А Люба с Юрой сидели у костра, обсуждая планы на будущее. Юра был весьма доволен тем, что подруга невесты перестала быть подругой, показала заранее свою завистливую и злобную сущность. Теперь никто не будет оказывать на Любу влияние, кроме него самого. Юра не находил ничего неприглядного в своих мыслях, а предложение, которое сделал Любе, теперь уже расценивал как акт доброй воли, как даже некоторое самопожертвование, за которое девушка должна быть ему благодарна по гроб жизни.

Феликс Коротич ушел далеко от лагеря, погруженный в свои мысли, и никто этого не заметил.
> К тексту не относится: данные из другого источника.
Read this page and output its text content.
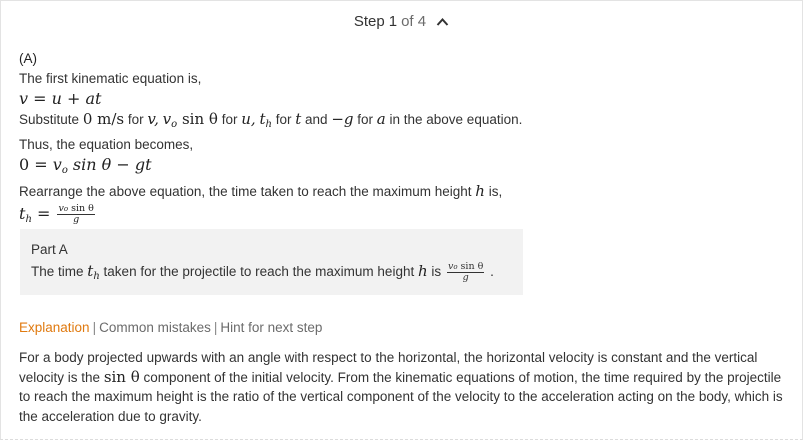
Step 1 of 4
(A)
The first kinematic equation is,
v = u + at
Substitute 0 m/s for v, $v_o$ sin θ for u, $t_h$ for t and −g for a in the above equation.
Thus, the equation becomes,
$0 = v_o$ sin θ − gt
Rearrange the above equation, the time taken to reach the maximum height h is,
$t_h = \frac{\text{vo sin θ}}{g}$
Part A
The time $t_h$ taken for the projectile to reach the maximum height h is $\frac{\text{vo sin θ}}{g}$ .
Explanation | Common mistakes | Hint for next step
For a body projected upwards with an angle with respect to the horizontal, the horizontal velocity is constant and the vertical velocity is the sin θ component of the initial velocity. From the kinematic equations of motion, the time required by the projectile to reach the maximum height is the ratio of the vertical component of the velocity to the acceleration acting on the body, which is the acceleration due to gravity.
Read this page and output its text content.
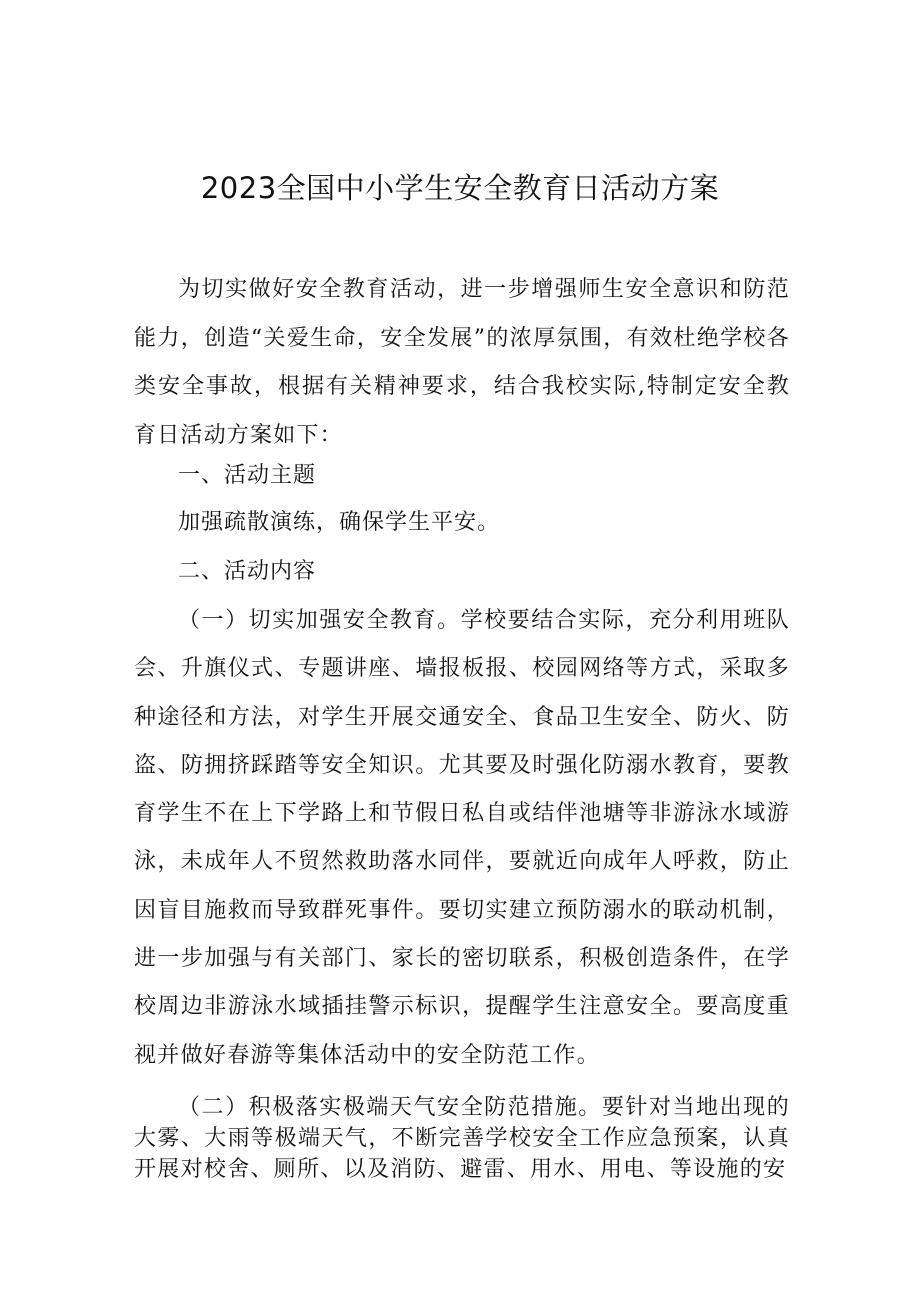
2023全国中小学生安全教育日活动方案

为切实做好安全教育活动，进一步增强师生安全意识和防范能力，创造“关爱生命，安全发展”的浓厚氛围，有效杜绝学校各类安全事故，根据有关精神要求，结合我校实际,特制定安全教育日活动方案如下：

一、活动主题

加强疏散演练，确保学生平安。

二、活动内容

（一）切实加强安全教育。学校要结合实际，充分利用班队会、升旗仪式、专题讲座、墙报板报、校园网络等方式，采取多种途径和方法，对学生开展交通安全、食品卫生安全、防火、防盗、防拥挤踩踏等安全知识。尤其要及时强化防溺水教育，要教育学生不在上下学路上和节假日私自或结伴池塘等非游泳水域游泳，未成年人不贸然救助落水同伴，要就近向成年人呼救，防止因盲目施救而导致群死事件。要切实建立预防溺水的联动机制，进一步加强与有关部门、家长的密切联系，积极创造条件，在学校周边非游泳水域插挂警示标识，提醒学生注意安全。要高度重视并做好春游等集体活动中的安全防范工作。

（二）积极落实极端天气安全防范措施。要针对当地出现的大雾、大雨等极端天气，不断完善学校安全工作应急预案，认真开展对校舍、厕所、以及消防、避雷、用水、用电、等设施的安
Феликс пробирался по снегу, задумавшись, ничего не замечая вокруг, прислушиваясь только к подступающей головной боли, которая началась еще в пещере, а теперь усиливалась с каждой минутой. Коротич не хотел, чтобы ребята заметили его болезненное состояние, которое так угнетало его самого, делало слабым и неполноценным. Впечатления дня, странные находки, идолы в пещере, потом — тело давно погибшего путешественника, странная и зловещая запись в тетради — все это тяготило юношу и вызывало неприятные мысли о прошлом. Под ногами скрипел снег, Феликс все шел и шел, иногда проваливаясь и с трудом вытаскивая ботинки из вязкого под настом снега. Он отошел уже на приличное расстояние от горы Мертвецов, двигаясь по направлению к деревьям, нескольким соснам и кедрам, росшим неподалеку. Вдруг он услышал, как кто-то зовет его по имени: “Феликс! Феликс!” Студент недоумевающе оглянулся, думая, что его догнал кто-то из товарищей. Вокруг было пустынно, тихо, только негромко выл ветер. Студент пожал плечами и двинулся дальше, страдая от накатывавшей волнами головной боли. Но снова тихий голос позвал его, и юноша встал, озираясь, чувствуя страх и тревогу. Вдалеке, у самого большого кедра, раскидистого и толстого, он заметил человеческую фигуру, тонкую и хрупкую, махавшую ему рукой. Феликс ускорил шаги, хотя сердце его колотилось от страха, поднимавшегося откуда-то из самых недр его души; во рту появился противный медный вкус, слюна высохла, стало трудно сглотнуть. Он уже почти бежал, мучаясь от ужаса и одновременно стараясь как можно быстрее понять, кто и что перед ним, тайно надеясь, что это все же его товарищ, турист, такой же студент, только вот отчего товарищ стоит на снегу раздетый, в тонком платьице, развевающемся на холодном ветру? Почему босы тонкие ноги, а волосы покрыты не платком, а белым инеем? С колотящимся сердцем юноша почти бежал, насколько это было возможно, проламывая то и дело ставший хрупким от наступившей оттепели наст.